Monday, June 03, 2002
 
The New York Sun is learning, though it seems to be following not the lead of reputable and time-tested newspapers but of Enron. Seth and Ira have hastily constructed a fake front page to trick media analysts into believing business is booming. They crowd all the staff-written pieces up front, whether they be worthless and irrelevant or just worthless. Comprising today's motley are three large pictures, a piece on rooftop gardens, proof positive that Jack Newfield is in dire financial straits, and a "Staff Reporter of the Sun" who "Follow[s] That Squirrel," this last piece just a rewrite of a Reuters story. Crowded within are all the AP stories (oops! Greg Myre's piece appears on the front page, but at least you guys managed to bury the attribution beneath three pages of print) and demonstrations of the Sun's incompetence and wholesale want of professionalism.

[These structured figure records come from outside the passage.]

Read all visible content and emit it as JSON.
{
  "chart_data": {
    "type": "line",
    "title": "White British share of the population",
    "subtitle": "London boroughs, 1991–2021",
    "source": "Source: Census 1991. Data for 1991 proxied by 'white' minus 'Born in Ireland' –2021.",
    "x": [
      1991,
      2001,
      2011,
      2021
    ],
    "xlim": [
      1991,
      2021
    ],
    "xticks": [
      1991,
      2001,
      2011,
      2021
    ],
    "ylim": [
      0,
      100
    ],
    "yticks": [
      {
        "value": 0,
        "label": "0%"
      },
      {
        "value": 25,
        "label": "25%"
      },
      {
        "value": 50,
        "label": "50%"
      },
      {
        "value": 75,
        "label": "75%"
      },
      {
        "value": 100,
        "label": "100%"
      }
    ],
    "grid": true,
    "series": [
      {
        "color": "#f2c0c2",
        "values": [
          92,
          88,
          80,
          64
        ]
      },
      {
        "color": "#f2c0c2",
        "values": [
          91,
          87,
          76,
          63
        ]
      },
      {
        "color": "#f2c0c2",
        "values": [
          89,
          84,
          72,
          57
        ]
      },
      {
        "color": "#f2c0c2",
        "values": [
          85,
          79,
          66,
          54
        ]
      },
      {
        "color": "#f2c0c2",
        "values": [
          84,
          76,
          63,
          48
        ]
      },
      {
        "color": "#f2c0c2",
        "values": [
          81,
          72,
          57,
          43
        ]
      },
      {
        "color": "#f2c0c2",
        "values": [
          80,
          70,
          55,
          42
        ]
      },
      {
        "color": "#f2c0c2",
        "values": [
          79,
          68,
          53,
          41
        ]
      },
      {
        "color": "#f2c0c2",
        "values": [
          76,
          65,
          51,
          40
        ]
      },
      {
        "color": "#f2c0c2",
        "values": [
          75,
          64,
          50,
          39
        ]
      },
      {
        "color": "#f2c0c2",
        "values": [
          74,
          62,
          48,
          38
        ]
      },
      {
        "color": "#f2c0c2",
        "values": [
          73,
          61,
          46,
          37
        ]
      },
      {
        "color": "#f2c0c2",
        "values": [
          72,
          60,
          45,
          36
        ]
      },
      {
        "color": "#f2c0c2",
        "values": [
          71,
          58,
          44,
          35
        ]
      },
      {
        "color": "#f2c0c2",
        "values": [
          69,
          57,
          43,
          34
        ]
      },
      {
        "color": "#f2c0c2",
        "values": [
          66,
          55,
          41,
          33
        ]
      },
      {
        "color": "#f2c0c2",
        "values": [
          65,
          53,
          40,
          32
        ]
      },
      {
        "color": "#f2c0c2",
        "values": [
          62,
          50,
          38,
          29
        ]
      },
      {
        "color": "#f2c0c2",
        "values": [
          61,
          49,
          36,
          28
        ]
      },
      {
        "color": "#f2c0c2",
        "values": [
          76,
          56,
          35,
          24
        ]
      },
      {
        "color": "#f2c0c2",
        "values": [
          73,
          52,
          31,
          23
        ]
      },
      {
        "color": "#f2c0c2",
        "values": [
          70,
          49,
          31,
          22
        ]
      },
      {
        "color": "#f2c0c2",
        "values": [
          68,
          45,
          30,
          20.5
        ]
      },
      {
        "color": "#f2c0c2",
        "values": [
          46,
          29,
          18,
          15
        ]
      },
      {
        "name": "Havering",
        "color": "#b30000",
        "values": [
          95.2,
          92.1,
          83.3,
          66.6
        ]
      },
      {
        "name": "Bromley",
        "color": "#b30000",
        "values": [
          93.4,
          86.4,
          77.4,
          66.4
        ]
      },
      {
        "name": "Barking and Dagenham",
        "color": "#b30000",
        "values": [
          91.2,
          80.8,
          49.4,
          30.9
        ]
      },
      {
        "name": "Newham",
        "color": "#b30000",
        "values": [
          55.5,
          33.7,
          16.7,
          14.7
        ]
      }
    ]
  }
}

Anyone venturing as far as the editorial page would be scandalized by the amateurishness and sickened by the contents. Today's weigh-in on "Kerry's Accuser" is vicious even by Seth and Ira's established standards. Apparently the two believe that the Vietnamese, on account of their subscription to a political doctrine that offends their sensibilities, have forfeited their right to launch a criminal inquiry. "The thing to remember about Vietnam," they write, "is that the entire Communist myth of the war is so riddled with falsehood that the standing of Hanoi to enter into a discussion of morals is non-existent." Apparently our reading of Foreign Ministry spokesman Phan Thuy Thanh was faulty - Seth and Ira tell us Thanh's country wants a discussion of morals rather than a finding of facts. Our bad. We also hadn't recognized the unreliability of commies as witnesses, but after considering how reading the Grundrisse could fever a twelve-year-old into believing just about anything, we have to disqualify Bui Thi Luom entirely. What with The War Against Terror (TWAT) and its plans to intervene and intrude upon everywhere and everybody, we need immediate rehabilitation of the Vietnam War. The last thing needed is a bunch of longhairs calling the present operations into question and picketing the journalistic potter's field down at 105 Chambers Street.